Même l'inacceptable. Surtout l'inacceptable.
L'amour et le crâne Vieux cul-de-lampe
L'Amour est assis sur le crâne
De l'Humanité,
Et sur ce trône le profane,
Au rire effronté,
Souffle gaiement des bulles rondes
Qui montent dans l'air,
Comme pour rejoindre les mondes
Au fond de l'éther.
Le globe lumineux et frêle
Prend un grand essor,
Crève et crache son âme grêle
Comme un songe d'or.
J'entends le crâne à chaque bulle
Prier et gémir :
— « Ce jeu féroce et ridicule,
Quand doit-il finir ?
« Car ce que ta bouche cruelle
Éparpille en l'air,
Monstre assassin, c'est ma cervelle,
Mon sang et ma chair ! »
On sait que la poésie mène directement au sublime sans toucher la pensée qui ne ferait que l'empêcher de se révéler.
Ribambelle
Une ribambelle d'enfants la morve au nez et des espoirs plein la tête.
Un cauchemar de passage devant la galerie.
Un cortège en marche vers le désenchantement.
Narcotique
« Il vivait sur lui-même, se nourrissait de sa propre substance, pareil à ces bêtes engourdies, tapies dans un trou, pendant l'hiver ; la solitude avait agi sur son cerveau, de même qu'un narcotique. Après l'avoir tout d'abord énervé et tendu, elle amenait une torpeur hantée de songerie vagues ; elle annihilait ses desseins, brisait ses volontés, guidait un défilé de rêves qu'il subissait, passivement, sans même essayer de s'y soustraire. »
Comment aller plus loin que ce constat ?
Mer
Tu te baignes encore en elle, glaciale pourtant.

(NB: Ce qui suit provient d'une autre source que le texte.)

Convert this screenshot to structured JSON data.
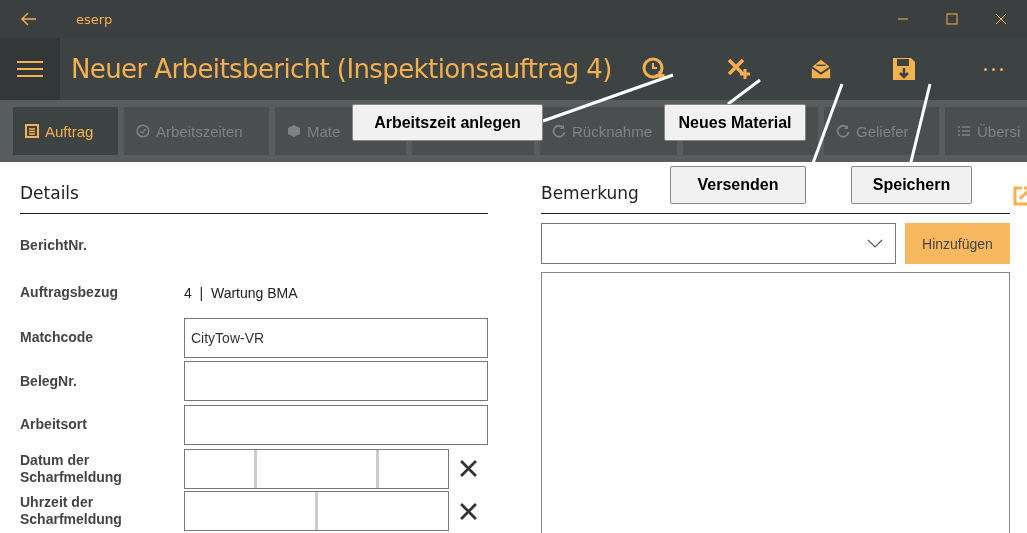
{
  "window": {
    "title": "eserp"
  },
  "app_bar": {
    "title": "Neuer Arbeitsbericht (Inspektionsauftrag 4)"
  },
  "tabs": [
    {
      "label": "Auftrag",
      "selected": true,
      "kind": "list"
    },
    {
      "label": "Arbeitszeiten",
      "selected": false,
      "kind": "clock"
    },
    {
      "label": "Mate",
      "selected": false,
      "kind": "box"
    },
    {
      "selected": false,
      "kind": "none"
    },
    {
      "label": "Rücknahme",
      "selected": false,
      "kind": "refresh"
    },
    {
      "selected": false,
      "kind": "none"
    },
    {
      "label": "Geliefer",
      "selected": false,
      "kind": "refresh"
    },
    {
      "label": "Übersi",
      "selected": false,
      "kind": "lines"
    }
  ],
  "callouts": [
    {
      "text": "Arbeitszeit anlegen"
    },
    {
      "text": "Neues Material"
    },
    {
      "text": "Versenden"
    },
    {
      "text": "Speichern"
    }
  ],
  "details": {
    "heading": "Details",
    "fields": [
      {
        "label": "BerichtNr.",
        "kind": "static"
      },
      {
        "label": "Auftragsbezug",
        "kind": "static",
        "value": "4  |  Wartung BMA"
      },
      {
        "label": "Matchcode",
        "kind": "text",
        "value": "CityTow-VR"
      },
      {
        "label": "BelegNr.",
        "kind": "text"
      },
      {
        "label": "Arbeitsort",
        "kind": "text"
      },
      {
        "label": "Datum der Scharfmeldung",
        "kind": "date"
      },
      {
        "label": "Uhrzeit der Scharfmeldung",
        "kind": "time"
      }
    ]
  },
  "remark": {
    "heading": "Bemerkung",
    "add_button": "Hinzufügen"
  }
}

Ta peau te brûle alors à cause de la morsure du froid.
Et non pas à cause de l'eczéma.
À la galerie
Elle entre accompagnée par son époux. Elle regarde attentivement les toiles, semble troublée, pose des questions, paraît mal à l'aise, interroge son mari, va et vient, tourne en rond, s'approche encore plus près des peintures, murmure, me regarde, s'avance vers le bureau :
— Je n'aime pas !
(J'imagine un pouce à l'envers...)
— ...
Scène d'atelier (dialogue)
Souvent tu te tiens derrière la porte de l'atelier du peintre. Tu t'inquiètes en imaginant la solitude du créateur.
Il sort.
— J'ai besoin que les créatures que je dessine me racontent quelque chose.
Tu es rassurée soudain.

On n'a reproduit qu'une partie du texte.